Sentado en una roca, junto a ella, aún con mi ritmo acelerado por el desnivel recién salvado, la miré, con los ojos cerrados, y le dije:
He acariciado piedras y pisado brozas. He bebido el viento y besado al sol. He doblado mi ser para alcanzarte y ahora por fin descanso. Ahora lo veo todo más claro, justo tal y como esperaba cuando quise adorarte de cerca una vez más. ¿Sabes? Ayer me ahogaba el ritmo del hastío y me pisaban las horas sin preguntarme nada. Confieso que ayer pensé en ti para sobrevivir. No ignores que sin esa esencia tuya que me abraza siempre que vacilo, hoy no habría visto la hermosa luz del alba. Un suspiro te brindo, largo y profundo. Ahora eres mi compañera y a nuestros pies yace el mundo. No me importa quién te puso aquí, ni me importa cuando. Sé lo que haces, pero no me interesa. Me interesas tú, porque tú eres. Me interesas tú, por lo que para mí significas. Por todo ello te amo. ¿Oyes, alma mía, el tañir de las campanas?
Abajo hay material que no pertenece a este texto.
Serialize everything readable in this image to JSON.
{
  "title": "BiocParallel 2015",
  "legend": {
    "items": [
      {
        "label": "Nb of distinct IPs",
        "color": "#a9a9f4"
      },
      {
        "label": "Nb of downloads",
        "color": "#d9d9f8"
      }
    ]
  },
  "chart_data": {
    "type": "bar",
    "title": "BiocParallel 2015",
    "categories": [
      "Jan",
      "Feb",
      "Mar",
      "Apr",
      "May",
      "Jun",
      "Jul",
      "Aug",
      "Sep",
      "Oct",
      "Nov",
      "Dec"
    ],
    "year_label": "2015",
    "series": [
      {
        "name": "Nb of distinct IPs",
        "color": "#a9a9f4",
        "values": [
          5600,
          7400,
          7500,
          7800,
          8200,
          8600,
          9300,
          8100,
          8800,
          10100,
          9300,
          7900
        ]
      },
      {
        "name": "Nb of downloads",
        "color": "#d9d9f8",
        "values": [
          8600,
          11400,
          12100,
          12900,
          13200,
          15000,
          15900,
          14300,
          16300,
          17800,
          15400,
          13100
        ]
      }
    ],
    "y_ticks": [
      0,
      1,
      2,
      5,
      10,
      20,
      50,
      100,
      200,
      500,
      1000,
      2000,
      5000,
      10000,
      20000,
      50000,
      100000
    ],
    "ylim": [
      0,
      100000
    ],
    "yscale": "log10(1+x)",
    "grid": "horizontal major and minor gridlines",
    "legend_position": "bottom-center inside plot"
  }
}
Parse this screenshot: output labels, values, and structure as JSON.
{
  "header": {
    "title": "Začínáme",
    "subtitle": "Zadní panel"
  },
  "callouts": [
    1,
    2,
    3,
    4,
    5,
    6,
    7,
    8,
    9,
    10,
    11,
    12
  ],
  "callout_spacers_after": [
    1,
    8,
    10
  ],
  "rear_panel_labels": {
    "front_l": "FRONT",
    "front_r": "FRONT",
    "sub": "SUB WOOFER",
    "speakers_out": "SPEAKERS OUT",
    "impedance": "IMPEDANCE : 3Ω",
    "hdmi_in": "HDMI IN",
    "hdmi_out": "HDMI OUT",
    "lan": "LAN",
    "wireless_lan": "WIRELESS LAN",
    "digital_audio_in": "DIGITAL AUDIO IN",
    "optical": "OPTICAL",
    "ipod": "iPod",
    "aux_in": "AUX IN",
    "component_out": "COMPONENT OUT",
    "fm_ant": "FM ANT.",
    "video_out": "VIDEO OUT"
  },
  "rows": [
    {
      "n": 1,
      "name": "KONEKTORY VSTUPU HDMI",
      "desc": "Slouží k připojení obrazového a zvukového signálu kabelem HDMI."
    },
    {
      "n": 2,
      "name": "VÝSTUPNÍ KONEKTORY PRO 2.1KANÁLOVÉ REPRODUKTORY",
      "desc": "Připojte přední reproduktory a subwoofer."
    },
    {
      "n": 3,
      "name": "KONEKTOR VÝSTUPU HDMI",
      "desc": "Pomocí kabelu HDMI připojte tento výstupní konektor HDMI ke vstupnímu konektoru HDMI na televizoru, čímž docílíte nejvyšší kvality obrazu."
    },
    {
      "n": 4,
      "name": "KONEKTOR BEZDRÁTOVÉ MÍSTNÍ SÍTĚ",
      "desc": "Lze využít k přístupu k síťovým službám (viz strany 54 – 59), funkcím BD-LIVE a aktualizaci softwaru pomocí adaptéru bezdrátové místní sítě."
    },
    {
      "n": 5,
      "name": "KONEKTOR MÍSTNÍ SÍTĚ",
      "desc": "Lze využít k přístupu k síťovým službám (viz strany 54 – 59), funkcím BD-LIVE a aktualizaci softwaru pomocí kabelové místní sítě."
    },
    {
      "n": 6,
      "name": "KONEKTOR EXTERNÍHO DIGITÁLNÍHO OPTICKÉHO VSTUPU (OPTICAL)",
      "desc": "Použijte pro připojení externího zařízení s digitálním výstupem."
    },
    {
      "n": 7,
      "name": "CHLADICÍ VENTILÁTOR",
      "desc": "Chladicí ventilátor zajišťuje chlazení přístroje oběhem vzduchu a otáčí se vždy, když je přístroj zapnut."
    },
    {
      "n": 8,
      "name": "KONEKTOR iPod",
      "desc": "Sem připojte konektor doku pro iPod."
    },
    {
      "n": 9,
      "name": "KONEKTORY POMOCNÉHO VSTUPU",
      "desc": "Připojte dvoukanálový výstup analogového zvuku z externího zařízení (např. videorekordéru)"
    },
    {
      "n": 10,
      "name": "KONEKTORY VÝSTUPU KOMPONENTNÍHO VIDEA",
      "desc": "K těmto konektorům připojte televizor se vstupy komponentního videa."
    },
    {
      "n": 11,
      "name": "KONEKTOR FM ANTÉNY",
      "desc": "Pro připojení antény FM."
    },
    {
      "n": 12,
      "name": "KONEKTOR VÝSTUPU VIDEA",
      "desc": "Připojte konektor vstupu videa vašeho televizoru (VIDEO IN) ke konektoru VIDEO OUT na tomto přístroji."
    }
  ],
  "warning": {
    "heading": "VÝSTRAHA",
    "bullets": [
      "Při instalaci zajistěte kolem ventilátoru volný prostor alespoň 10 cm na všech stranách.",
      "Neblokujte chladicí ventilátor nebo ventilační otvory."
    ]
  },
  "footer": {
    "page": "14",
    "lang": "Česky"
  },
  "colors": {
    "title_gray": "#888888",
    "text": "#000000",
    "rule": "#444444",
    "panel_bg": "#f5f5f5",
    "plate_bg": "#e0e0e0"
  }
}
Y las voces de las gentes, mecidas por el eterno viento, ¿las oyes? Sí, claro que las oyes, pero, ¿qué son para nosotros mas que vagos ecos huérfanos de sentido? Nada…, son nada.
Se deslizó al fin el presente y el sol quiso acostarse. Me dirigí a ella por última vez para decirle:
Llegó el momento de mi partida, mas, por favor, no llores; es la existencia quien me reclama. Mañana estaré allí, abajo, arrastrándome entre ellos, escuchando sus miserias. Mañana igual que ayer, alimentaré al tirano que me encadena. ¿Cuidarás de mi calma entonces? Sólo una cosa te pido:
Espérame mientras la vida siga creando al tiempo, que yo siempre vendré a buscarte.